Situations et tendances

  • Environ la moitié (47 %) des 463 espèces d’oiseaux de l’UE présentent un bon état de conservation, soit 5 % de moins que pendant la période 2008-2012 couverte par le précédent rapport. La proportion d’oiseaux dont l’état de conservation est mauvais ou médiocre a augmenté de 7 % au cours des six dernières années pour atteindre 39 %.
  • Au niveau national, environ 50 % des tendances positives en termes de population concernent principalement les oiseaux des zones humides et les oiseaux marins pour lesquels des sites Natura 2000 ont été désignés, comme le tadorne casarca ou le guillemot à miroir. Les oiseaux nicheurs, tels que la grue et le milan royal, affichent le taux le plus élevé d’éléments indiquant des tendances positives d’évolution des populations. Ceci s’explique par la mise en œuvre de la protection ou de la restauration des habitats, l’amélioration des connaissances, un meilleur suivi et une meilleure sensibilisation.
  • Seuls 15 % des habitats évalués présentent un bon état de conservation, 81 % d’entre eux présentant un état de conservation mauvais ou médiocre au niveau de l’UE. Les prairies, les dunes, les tourbières, les marais et les marécages présentent de fortes tendances à la détérioration, tandis que les forêts présentent les tendances positives les plus marquées. Par rapport à la période du précédent rapport, la part des habitats dont l’état de conservation est mauvais a augmenté de 6 %.
  • De nombreuses évaluations portant sur les régions marines n’ont pas permis d’établir les états de conservation, ce qui reflète un manque général de données sur les espèces du milieu marin.
  • Environ un quart des espèces présentent un bon état de conservation au niveau de l’UE, ce qui représente une augmentation de 4 % par rapport à la période couverte par le précédent rapport. Les reptiles et les plantes vasculaires, tels que le lézard des ruines, la couleuvre fer-à-cheval, l’aigremoine velue ou la gentiane jaune, sont les espèces qui présentent les meilleurs taux de bon état de conservation (35 %). 

Contexte


Les directives européennes en matière de protection de la nature - les directives «Habitats» et «Oiseaux» - exigent des efforts de conservation pour plus de 2 000 espèces et habitats dans l’UE.
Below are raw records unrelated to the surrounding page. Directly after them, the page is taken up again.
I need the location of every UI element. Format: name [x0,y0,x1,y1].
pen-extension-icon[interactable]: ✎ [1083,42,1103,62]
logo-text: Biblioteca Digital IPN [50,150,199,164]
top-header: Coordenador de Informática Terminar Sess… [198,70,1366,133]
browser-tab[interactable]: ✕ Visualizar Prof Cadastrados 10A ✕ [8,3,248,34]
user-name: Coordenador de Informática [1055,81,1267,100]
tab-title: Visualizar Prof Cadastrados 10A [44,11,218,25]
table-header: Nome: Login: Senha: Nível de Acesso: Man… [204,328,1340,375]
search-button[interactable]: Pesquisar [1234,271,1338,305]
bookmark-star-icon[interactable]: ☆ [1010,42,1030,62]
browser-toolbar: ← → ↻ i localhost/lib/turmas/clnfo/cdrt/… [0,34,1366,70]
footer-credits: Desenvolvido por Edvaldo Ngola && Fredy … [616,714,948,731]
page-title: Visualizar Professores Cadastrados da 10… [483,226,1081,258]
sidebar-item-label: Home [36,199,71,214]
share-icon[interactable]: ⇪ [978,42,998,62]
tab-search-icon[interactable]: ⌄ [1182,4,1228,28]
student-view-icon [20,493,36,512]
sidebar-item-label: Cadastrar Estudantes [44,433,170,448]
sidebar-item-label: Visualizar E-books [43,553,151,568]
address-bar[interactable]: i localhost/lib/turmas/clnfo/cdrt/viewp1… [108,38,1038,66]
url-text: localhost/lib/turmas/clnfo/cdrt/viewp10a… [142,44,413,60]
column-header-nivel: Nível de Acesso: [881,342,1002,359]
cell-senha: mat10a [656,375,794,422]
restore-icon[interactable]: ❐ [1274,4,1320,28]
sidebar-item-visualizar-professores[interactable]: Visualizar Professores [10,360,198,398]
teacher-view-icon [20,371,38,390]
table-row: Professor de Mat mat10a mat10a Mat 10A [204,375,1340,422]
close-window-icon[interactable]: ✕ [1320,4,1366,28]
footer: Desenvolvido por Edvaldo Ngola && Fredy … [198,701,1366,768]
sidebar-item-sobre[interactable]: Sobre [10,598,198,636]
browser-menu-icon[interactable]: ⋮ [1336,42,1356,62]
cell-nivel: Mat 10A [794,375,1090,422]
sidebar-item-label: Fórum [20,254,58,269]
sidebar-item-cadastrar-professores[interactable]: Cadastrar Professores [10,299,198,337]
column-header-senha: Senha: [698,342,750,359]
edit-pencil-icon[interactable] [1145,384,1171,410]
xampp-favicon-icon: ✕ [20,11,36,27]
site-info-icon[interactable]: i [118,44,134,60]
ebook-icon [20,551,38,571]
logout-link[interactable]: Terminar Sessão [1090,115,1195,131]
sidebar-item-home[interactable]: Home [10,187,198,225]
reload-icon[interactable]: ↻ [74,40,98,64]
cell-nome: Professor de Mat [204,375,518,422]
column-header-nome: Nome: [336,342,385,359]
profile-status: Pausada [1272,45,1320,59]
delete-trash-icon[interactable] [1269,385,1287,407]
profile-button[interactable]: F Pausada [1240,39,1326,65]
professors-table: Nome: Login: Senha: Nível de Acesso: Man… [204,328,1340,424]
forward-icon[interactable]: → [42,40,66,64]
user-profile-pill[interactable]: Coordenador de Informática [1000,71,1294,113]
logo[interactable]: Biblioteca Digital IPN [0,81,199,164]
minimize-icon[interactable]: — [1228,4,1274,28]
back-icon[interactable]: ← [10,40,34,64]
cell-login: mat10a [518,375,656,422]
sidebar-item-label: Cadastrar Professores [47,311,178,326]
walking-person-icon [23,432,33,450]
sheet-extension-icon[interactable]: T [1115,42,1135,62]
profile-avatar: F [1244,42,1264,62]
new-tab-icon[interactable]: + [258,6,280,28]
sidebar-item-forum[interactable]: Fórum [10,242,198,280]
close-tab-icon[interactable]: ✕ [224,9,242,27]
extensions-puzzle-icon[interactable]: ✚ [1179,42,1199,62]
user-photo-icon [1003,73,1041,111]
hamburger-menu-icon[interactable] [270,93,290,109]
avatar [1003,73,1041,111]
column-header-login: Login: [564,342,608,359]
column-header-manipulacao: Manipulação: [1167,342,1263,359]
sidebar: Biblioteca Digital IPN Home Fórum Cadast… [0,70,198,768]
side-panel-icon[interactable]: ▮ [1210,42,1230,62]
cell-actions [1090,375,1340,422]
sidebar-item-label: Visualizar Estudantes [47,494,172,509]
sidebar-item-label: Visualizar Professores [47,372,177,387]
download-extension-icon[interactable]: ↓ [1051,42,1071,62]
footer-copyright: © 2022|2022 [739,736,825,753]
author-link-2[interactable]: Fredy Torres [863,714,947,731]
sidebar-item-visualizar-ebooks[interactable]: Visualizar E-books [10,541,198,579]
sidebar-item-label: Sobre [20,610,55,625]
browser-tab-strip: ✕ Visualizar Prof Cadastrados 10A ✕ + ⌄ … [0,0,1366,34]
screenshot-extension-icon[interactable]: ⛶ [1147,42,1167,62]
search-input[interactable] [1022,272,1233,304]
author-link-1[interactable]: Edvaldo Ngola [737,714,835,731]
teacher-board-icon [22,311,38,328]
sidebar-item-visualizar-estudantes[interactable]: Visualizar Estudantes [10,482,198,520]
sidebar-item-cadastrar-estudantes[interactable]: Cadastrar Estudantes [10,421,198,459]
L’évaluation de l’AEE, qui se fonde sur des données communiquées par les États membres de l’UE, est l’exercice de collecte et de communication de données sur l’état de la nature le plus vaste et le plus complet réalisé en Europe. Plus de 220 000 personnes (dont 60 % de bénévoles) ont contribué à cette opération dans toute l’UE. 

Les données analysées visent à identifier les succès et les insuffisances en matière de conservation de la nature, les principales pressions et menaces ainsi que l’état des mesures actuelles de conservation.